Neil is one of the more interesting characters in Tenet, and Pattinson plays him with a kind of old-school nonchalance that we get to see in the agents of classic spy films. Neil’s interactions with The Protagonist, a budding bromance of sorts, will tease a smile out of you. The two rappel their way into a highrise in Mumbai, and out comes Dimple Kapadia’s Priya in a part that’s not only meaty and with meaning, but also feels tailormade for the ageless actor. Filling out the film’s other female part of consequence is Elizabeth Debicki’s Kat, married to Russian oligarch Andrei Sator (Kenneth Branagh), the man with the key to the apocalypse that The Protagonist, in sharply cut suits much like 007, is racing against, with, before and after time to prevent.

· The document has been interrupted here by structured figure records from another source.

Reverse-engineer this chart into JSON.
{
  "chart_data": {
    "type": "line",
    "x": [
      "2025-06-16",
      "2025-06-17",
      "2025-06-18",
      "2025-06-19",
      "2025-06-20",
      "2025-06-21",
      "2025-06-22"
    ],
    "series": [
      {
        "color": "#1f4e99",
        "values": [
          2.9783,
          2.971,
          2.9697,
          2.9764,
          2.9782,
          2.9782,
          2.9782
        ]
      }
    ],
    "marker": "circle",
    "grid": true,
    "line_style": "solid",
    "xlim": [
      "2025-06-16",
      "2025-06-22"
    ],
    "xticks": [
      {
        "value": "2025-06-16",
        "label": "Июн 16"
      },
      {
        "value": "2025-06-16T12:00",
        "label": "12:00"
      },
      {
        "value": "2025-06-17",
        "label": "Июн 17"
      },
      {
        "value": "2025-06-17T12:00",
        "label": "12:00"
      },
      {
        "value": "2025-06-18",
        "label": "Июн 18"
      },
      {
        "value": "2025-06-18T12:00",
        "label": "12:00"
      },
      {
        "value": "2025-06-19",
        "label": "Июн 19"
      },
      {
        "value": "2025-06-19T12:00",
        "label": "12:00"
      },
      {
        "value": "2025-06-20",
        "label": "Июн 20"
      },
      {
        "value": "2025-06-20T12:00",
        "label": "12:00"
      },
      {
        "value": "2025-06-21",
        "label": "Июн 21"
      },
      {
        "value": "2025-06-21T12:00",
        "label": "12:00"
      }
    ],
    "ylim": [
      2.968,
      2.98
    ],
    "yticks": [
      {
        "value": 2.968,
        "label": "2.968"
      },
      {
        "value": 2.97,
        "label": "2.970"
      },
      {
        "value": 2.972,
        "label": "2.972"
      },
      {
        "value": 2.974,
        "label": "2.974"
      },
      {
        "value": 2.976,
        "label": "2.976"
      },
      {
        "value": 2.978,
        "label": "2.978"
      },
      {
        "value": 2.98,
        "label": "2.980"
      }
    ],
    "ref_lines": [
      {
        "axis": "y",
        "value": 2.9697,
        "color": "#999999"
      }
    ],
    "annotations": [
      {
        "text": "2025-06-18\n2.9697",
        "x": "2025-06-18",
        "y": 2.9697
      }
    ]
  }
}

Tenet is meant to be a larger-than-life, big-screen wallop and it delivers spectacularly on that front. Whether it’s a jumbo jet crashing into an airport building in Oslo (no, it’s not computer graphics) or that jaw-dropping inversion sequence involving cars which reportedly made Nolan shut down a highway in Estonia for weeks together, Tenet doesn’t fall short when it comes to scoring with moments that will make your eyeballs shoot up to your eyebrows. Hoyte van Hoytema — the man who has also shot Nolan’s Interstellar and Dunkirk — excels.

Though Tenet addresses themes of destiny and karma, and even touches upon the world of the future that our callousness in the present is leaving for those after us, this is a film where emotions are not given enough space to develop even when the set-up is well and truly there.

As it plunges deep into a breathless and breathtaking climax, Tenet flirts with growing inscrutability, but there’s something heady about watching soldiers race forward and backward in time to acquire an algorithm to save the world.

And that’s what Tenet essentially is: a heady ride, but not one that will always make sense in your head. Bewildering has never been this dazzling.